The loss of heaven and the pain of hell
Back to the flurry of resignations. There is a perverse sense of appeasement that centres around the belief that resignation is somehow equivalent to full accountability and, therefore, universal absolution.
To begin with, the motivation for most of the resignations that we have begun to witness since December has nothing to do with accountability for whatever “mistakes” (sic) were committed. Instead, we had a series of public persons riding off into the proverbial sunset with a pat on the back (for some) or a month-long celebration of their achievements (for the luckier among them).
In the eyes of many, particularly the Labour “ħalluna ha niggvernaw” (leave us to govern in peace) crowds, the resignations were only the result of unfair pressure on persons who had dedicated their lives to the betterment of our common wealth. As a nominally Catholic nation, we still think in Catholic terms. Many, in fact, seemed to think that resignation was the new plenary indulgence. Unlike confession, the indulgence bypasses any sense of contrition for the sins committed. By simply performing an action (a prayer, a visit to a place) the person is released ‘from temporal punishment’.
While it is God’s prerogative to forgive sins, in a system of rule of law the accountability for actions cannot be bypassed by a resignation. In a version of the act of contrition, the sinner speaks of his regret for having sinned and thus having suffered the loss of heaven and the pain of hell. The Maltese version is harsher – the heaven I have lost and the hell that I have gained. Catholic rites have always been dark. That’s a stark contrast to the triumphalism surrounding the resignations of Muscat, Schembri, Cutajar, Mizzi, Cardona and more.
The new Cabinet members are going to great lengths to distance themselves from the decisions made in the Muscat era. Suddenly they are all discovering how uncomfortable they were with certain people and certain processes. Their lip service may please those hypnotised by the cosmetics of change, but the failure of this Executive to move to real action concerning the accountability of those who have supposedly retired will come back to haunt the lot of them. Actually, it already has.
Remedies for the soul and remedies for the State
On Sunday morning we woke up to the news that Silvio Valletta, former deputy police commissioner and husband to the Minister for Gozo, had holidayed with Daphne Caruana Galizia’s murder suspect Yorgen Fenech. Valletta is another example of the conflicts of interest that ran wild under Muscat. Valletta’s retirement did not come a day too soon – his answerability for blatant conflict of interest remains pending.
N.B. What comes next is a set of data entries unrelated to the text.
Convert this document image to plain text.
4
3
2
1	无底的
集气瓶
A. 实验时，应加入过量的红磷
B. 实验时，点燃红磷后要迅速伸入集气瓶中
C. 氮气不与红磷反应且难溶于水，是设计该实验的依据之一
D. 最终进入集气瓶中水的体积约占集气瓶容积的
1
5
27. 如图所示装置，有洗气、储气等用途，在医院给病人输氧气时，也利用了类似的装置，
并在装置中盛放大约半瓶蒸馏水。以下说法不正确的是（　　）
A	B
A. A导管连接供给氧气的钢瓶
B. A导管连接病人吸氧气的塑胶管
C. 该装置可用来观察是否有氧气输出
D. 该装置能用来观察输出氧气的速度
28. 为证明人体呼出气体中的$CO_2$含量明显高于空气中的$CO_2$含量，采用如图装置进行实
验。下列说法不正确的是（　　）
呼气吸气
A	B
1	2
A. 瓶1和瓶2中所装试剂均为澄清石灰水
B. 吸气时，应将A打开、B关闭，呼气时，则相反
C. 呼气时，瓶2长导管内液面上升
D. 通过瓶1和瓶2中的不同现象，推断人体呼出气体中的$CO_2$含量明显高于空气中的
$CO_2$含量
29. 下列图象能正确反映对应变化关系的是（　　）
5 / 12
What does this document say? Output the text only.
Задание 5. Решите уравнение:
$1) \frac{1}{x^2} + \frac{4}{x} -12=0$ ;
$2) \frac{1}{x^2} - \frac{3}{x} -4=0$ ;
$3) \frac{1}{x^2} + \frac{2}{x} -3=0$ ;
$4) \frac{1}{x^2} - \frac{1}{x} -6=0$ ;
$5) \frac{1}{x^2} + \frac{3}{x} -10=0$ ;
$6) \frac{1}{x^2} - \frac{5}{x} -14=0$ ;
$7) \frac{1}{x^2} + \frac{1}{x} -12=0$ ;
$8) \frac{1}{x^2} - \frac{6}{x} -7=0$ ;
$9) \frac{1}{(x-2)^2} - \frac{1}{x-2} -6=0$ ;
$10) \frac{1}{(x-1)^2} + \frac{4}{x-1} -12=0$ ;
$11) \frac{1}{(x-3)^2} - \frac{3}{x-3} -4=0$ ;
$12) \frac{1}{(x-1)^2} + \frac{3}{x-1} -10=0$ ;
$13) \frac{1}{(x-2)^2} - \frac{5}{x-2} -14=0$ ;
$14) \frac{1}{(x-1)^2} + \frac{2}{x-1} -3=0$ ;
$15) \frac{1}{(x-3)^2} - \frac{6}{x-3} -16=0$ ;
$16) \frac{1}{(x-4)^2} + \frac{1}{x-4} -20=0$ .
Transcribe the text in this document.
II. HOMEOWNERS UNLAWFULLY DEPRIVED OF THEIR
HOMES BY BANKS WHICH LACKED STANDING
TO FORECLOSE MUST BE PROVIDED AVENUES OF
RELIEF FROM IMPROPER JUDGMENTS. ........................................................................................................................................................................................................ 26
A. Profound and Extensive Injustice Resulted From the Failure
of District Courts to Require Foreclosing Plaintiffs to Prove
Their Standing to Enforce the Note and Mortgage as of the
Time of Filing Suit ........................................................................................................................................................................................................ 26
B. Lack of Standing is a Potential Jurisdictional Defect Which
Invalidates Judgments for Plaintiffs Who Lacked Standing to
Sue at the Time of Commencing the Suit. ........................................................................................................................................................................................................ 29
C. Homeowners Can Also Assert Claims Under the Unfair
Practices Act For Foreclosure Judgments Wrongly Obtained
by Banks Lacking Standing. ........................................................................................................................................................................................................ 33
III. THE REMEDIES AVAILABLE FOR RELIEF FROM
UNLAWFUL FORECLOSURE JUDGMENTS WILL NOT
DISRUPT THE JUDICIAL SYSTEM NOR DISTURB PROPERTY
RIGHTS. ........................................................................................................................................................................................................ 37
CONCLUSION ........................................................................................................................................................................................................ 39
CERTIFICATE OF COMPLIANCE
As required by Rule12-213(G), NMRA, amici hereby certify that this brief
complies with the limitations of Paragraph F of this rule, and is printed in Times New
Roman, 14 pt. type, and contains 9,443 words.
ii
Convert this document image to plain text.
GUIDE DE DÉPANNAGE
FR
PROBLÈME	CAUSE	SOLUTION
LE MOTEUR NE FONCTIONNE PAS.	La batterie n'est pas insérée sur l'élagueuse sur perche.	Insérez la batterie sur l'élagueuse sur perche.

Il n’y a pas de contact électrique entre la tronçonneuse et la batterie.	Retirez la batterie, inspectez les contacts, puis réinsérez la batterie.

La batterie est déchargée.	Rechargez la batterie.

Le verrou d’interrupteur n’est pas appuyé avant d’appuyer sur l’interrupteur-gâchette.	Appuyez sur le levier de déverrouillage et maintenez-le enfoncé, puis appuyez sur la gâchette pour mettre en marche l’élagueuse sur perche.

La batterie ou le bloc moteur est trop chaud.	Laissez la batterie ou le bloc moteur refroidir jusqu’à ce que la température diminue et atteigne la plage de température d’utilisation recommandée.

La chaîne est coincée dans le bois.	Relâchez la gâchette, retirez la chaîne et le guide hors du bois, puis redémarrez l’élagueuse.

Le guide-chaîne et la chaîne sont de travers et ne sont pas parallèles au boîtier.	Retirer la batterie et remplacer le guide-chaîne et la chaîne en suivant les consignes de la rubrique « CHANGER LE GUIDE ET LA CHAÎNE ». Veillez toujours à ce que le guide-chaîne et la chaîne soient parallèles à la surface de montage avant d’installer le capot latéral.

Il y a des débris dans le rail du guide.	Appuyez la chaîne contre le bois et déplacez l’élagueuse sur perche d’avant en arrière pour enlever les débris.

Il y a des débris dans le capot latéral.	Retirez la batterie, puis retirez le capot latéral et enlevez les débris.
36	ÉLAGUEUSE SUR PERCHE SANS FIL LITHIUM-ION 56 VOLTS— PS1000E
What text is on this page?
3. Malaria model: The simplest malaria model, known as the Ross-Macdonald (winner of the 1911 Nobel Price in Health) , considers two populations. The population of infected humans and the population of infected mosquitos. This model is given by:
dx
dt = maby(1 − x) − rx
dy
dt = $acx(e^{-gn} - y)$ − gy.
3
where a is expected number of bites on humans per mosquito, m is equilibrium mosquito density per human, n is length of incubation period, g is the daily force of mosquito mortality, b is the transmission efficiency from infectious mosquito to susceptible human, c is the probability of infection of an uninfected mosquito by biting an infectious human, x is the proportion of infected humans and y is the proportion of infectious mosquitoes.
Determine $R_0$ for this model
The following morning, we have his wife Justyne Caruana’s resignation. I’d like to be able to say it was inevitable and expected but given the time we had to wait for something to happen with regards to Cutajar, Mizzi and Schembri then we could all be forgiven for not holding our breaths. Abela has a huge problem on his hands – no amount of cosmetic changes will alter the basic fact that the whole of the Labour parliamentary contingent stood squarely behind Muscat until the day he “went away”. What should be a Party in government is in fact a walking cupboard full of an endless supply of skeletons. A dead government walking.
With that in mind, no amount of toying superficially with laws by a Committee of Compromised Ministers will suffice to remedy the ills of the State. The Venice Commission, the EU institutions and other watchdog entities will be reinforced by the continued vigilance and action by civil society.
Because today, ‘sorry’ is not enough.